What Is Morrissey’s Net Worth and Is He Still Touring?
Morrissey, born Steven Patrick Morrissey, has banked a reported $50 million and continues to record and plans to return to the stage in the coming months. He went solo after appearing for less than 10 years with The Smiths and continued to churn out hits and draw large crowds during world tours. He is picking up where he left off, finally getting to perform in Las Vegas, a residency originally planned for summer 2020.
Morrissey plans to return to the stage in August
The pandemic put a lengthy halt to concerts, but Morrissey indicates he plans to return to the stage toward the end of the summer. His first return to live performances appears to be in early May in France.
Morrissey will then head to the U.S. to debut in his Las Vegas residency at The Colosseum at Caesars Palace. His first show is scheduled for Aug. 28. Ticket prices range from about $85 to about $756 each. His residency was originally scheduled to debut from June 26th to July 4th, according to his official website. His show is currently available in Vegas through Sept. 5.
He also released an album during the pandemic. “I Am Not a Dog on a Chain” was released in March 2020 making it Morrissey’s 13th solo album release. Pitchfork’s review described the album as “Mildly captivating, occasionally repetitive, and frequently ridiculous, the 13th studio album from the fabulous sulk turned red-pill pharmacist is Moz’s vision of radical truth-telling.”

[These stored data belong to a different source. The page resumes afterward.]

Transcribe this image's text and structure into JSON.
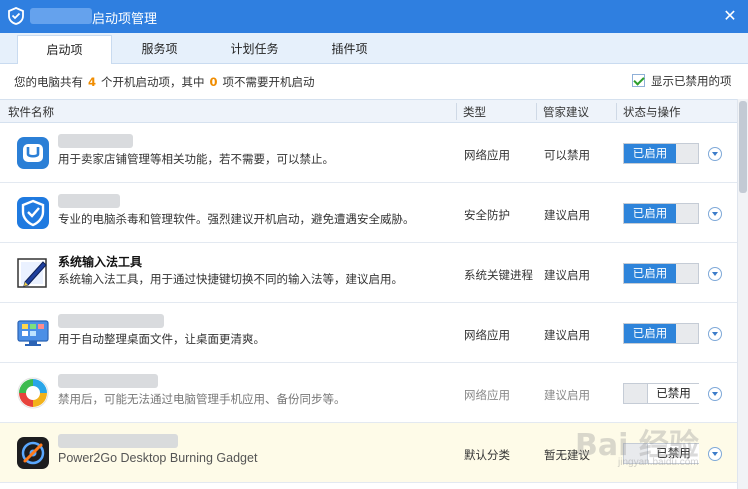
{
  "window": {
    "title": "启动项管理",
    "close_glyph": "✕"
  },
  "tabs": [
    {
      "label": "启动项",
      "active": true
    },
    {
      "label": "服务项",
      "active": false
    },
    {
      "label": "计划任务",
      "active": false
    },
    {
      "label": "插件项",
      "active": false
    }
  ],
  "summary": {
    "prefix": "您的电脑共有",
    "total": "4",
    "mid": "个开机启动项，其中",
    "unneeded": "0",
    "suffix": "项不需要开机启动",
    "show_disabled_label": "显示已禁用的项",
    "show_disabled_checked": true
  },
  "columns": {
    "name": "软件名称",
    "type": "类型",
    "advice": "管家建议",
    "status": "状态与操作"
  },
  "rows": [
    {
      "icon": "shop-u-icon",
      "name": "",
      "desc": "用于卖家店铺管理等相关功能，若不需要，可以禁止。",
      "type": "网络应用",
      "advice": "可以禁用",
      "status": "已启用",
      "enabled": true
    },
    {
      "icon": "shield-icon",
      "name": "",
      "desc": "专业的电脑杀毒和管理软件。强烈建议开机启动，避免遭遇安全威胁。",
      "type": "安全防护",
      "advice": "建议启用",
      "status": "已启用",
      "enabled": true
    },
    {
      "icon": "ime-pen-icon",
      "name": "系统输入法工具",
      "desc": "系统输入法工具，用于通过快捷键切换不同的输入法等，建议启用。",
      "type": "系统关键进程",
      "advice": "建议启用",
      "status": "已启用",
      "enabled": true
    },
    {
      "icon": "desktop-organizer-icon",
      "name": "",
      "desc": "用于自动整理桌面文件，让桌面更清爽。",
      "type": "网络应用",
      "advice": "建议启用",
      "status": "已启用",
      "enabled": true
    },
    {
      "icon": "phone-sync-icon",
      "name": "",
      "desc": "禁用后，可能无法通过电脑管理手机应用、备份同步等。",
      "type": "网络应用",
      "advice": "建议启用",
      "status": "已禁用",
      "enabled": false
    },
    {
      "icon": "power2go-icon",
      "name": "",
      "desc": "Power2Go Desktop Burning Gadget",
      "type": "默认分类",
      "advice": "暂无建议",
      "status": "已禁用",
      "enabled": false
    }
  ],
  "watermark": {
    "main": "Bai 经验",
    "sub": "jingyan.baidu.com"
  },
  "colors": {
    "accent": "#2e84da",
    "titlebar": "#2f7fe0",
    "highlight_row": "#fefbe8",
    "count_orange": "#f08c00"
  }
}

The Las Vegas residency is a more than a year in the making
The August shows were originally scheduled for the summer of 2020. Tickets went on sale in late Feb. 2020. Las Vegas residencies have meant big bucks for a slew of artists like Britney Spears and Bruno Mars. Mars earned a reported $978,000 per show. Spears was paid $475,000 per show. The Morrissey shows arrive as the pent-up demand for live music reaches a fever pitch as artists finally plan to return to the stage.

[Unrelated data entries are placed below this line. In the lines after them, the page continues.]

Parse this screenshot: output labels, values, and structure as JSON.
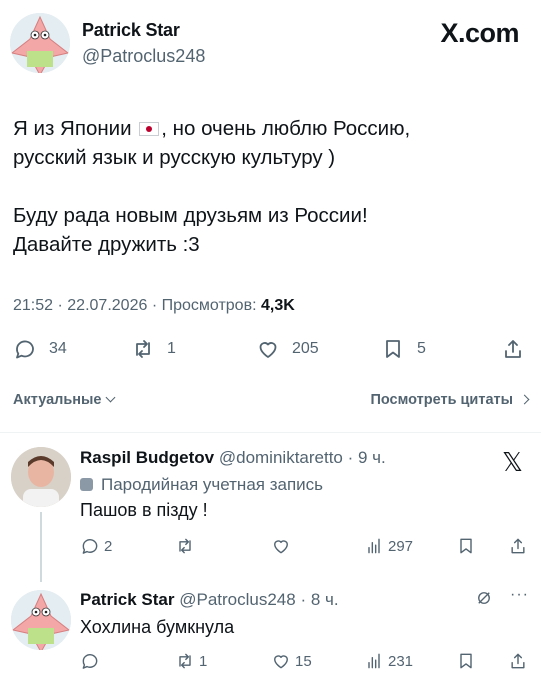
{
  "author": {
    "name": "Patrick Star",
    "handle": "@Patroclus248"
  },
  "brand": "X.com",
  "tweet": {
    "line1_pre": "Я из Японии",
    "line1_post": ", но очень люблю Россию,",
    "line2": "русский язык и русскую культуру )",
    "line3": "Буду рада новым друзьям из России!",
    "line4": "Давайте дружить :3"
  },
  "meta": {
    "time": "21:52",
    "sep1": "·",
    "date": "22.07.2026",
    "sep2": "·",
    "views_label": "Просмотров:",
    "views": "4,3K"
  },
  "actions": {
    "replies": "34",
    "reposts": "1",
    "likes": "205",
    "bookmarks": "5"
  },
  "sort": {
    "left": "Актуальные",
    "right": "Посмотреть цитаты"
  },
  "replies": [
    {
      "name": "Raspil Budgetov",
      "handle": "@dominiktaretto",
      "time": "· 9 ч.",
      "label": "Пародийная учетная запись",
      "text": "Пашов в пізду !",
      "replies": "2",
      "reposts": "",
      "likes": "",
      "views": "297"
    },
    {
      "name": "Patrick Star",
      "handle": "@Patroclus248",
      "time": "· 8 ч.",
      "text": "Хохлина бумкнула",
      "replies": "",
      "reposts": "1",
      "likes": "15",
      "views": "231"
    }
  ]
}
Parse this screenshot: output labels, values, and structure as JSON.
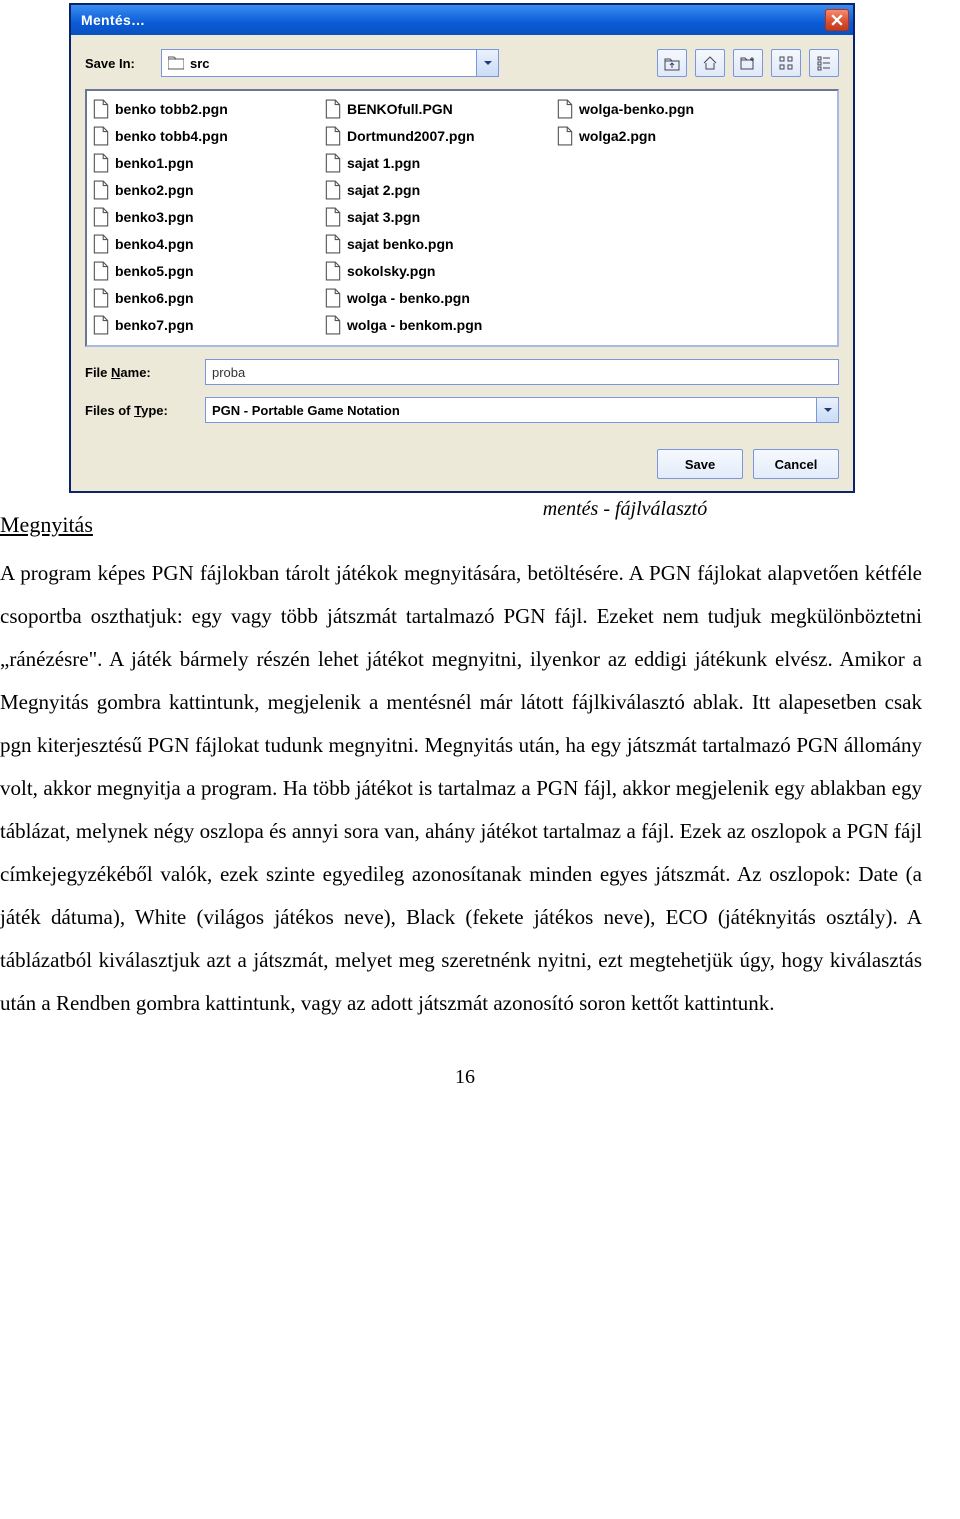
{
  "dialog": {
    "title": "Mentés…",
    "save_in_label": "Save In:",
    "save_in_value": "src",
    "file_name_label_pre": "File ",
    "file_name_label_u": "N",
    "file_name_label_post": "ame:",
    "file_name_value": "proba",
    "files_type_label_pre": "Files of ",
    "files_type_label_u": "T",
    "files_type_label_post": "ype:",
    "files_type_value": "PGN - Portable Game Notation",
    "save_btn": "Save",
    "cancel_btn": "Cancel",
    "files": [
      "benko tobb2.pgn",
      "benko tobb4.pgn",
      "benko1.pgn",
      "benko2.pgn",
      "benko3.pgn",
      "benko4.pgn",
      "benko5.pgn",
      "benko6.pgn",
      "benko7.pgn",
      "BENKOfull.PGN",
      "Dortmund2007.pgn",
      "sajat 1.pgn",
      "sajat 2.pgn",
      "sajat 3.pgn",
      "sajat benko.pgn",
      "sokolsky.pgn",
      "wolga - benko.pgn",
      "wolga - benkom.pgn",
      "wolga-benko.pgn",
      "wolga2.pgn"
    ]
  },
  "doc": {
    "caption": "mentés - fájlválasztó",
    "heading": "Megnyitás",
    "paragraph": "A program képes PGN fájlokban tárolt játékok megnyitására, betöltésére. A PGN fájlokat alapvetően kétféle csoportba oszthatjuk: egy vagy több játszmát tartalmazó PGN fájl. Ezeket nem tudjuk megkülönböztetni „ránézésre\". A játék bármely részén lehet játékot megnyitni, ilyenkor az eddigi játékunk elvész. Amikor a Megnyitás gombra kattintunk, megjelenik a mentésnél már látott fájlkiválasztó ablak. Itt alapesetben csak pgn kiterjesztésű PGN fájlokat tudunk megnyitni. Megnyitás után, ha egy játszmát tartalmazó PGN állomány volt, akkor megnyitja a program. Ha több játékot is tartalmaz a PGN fájl, akkor megjelenik egy ablakban egy táblázat, melynek négy oszlopa és annyi sora van, ahány játékot tartalmaz a fájl. Ezek az oszlopok a PGN fájl címkejegyzékéből valók, ezek szinte egyedileg azonosítanak minden egyes játszmát. Az oszlopok: Date (a játék dátuma), White (világos játékos neve), Black (fekete játékos neve), ECO (játéknyitás osztály). A táblázatból kiválasztjuk azt a játszmát, melyet meg szeretnénk nyitni, ezt megtehetjük úgy, hogy kiválasztás után a Rendben gombra kattintunk, vagy az adott játszmát azonosító soron kettőt kattintunk.",
    "page_number": "16"
  }
}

The series of shows before Morrissey shared that his record label, BMG, dropped in him in Nov. 2020. “This news is perfectly in keeping with the relentless galvanic horror of 2020,” he shared on Morrissey Central. Adding, “We would be critically insane to expect anything positive.”
“My three albums with BMG have been the best of my career, and I stand by them till death. Recording them has been a pivotal period in my life, and I thank the previous BMG team and everyone involved for that. It’s still important to me to do music my own way, and I wouldn’t want to be on a label that dictates so specifically how their artists should behave – especially when the word ‘talent’ is notably never mentioned.”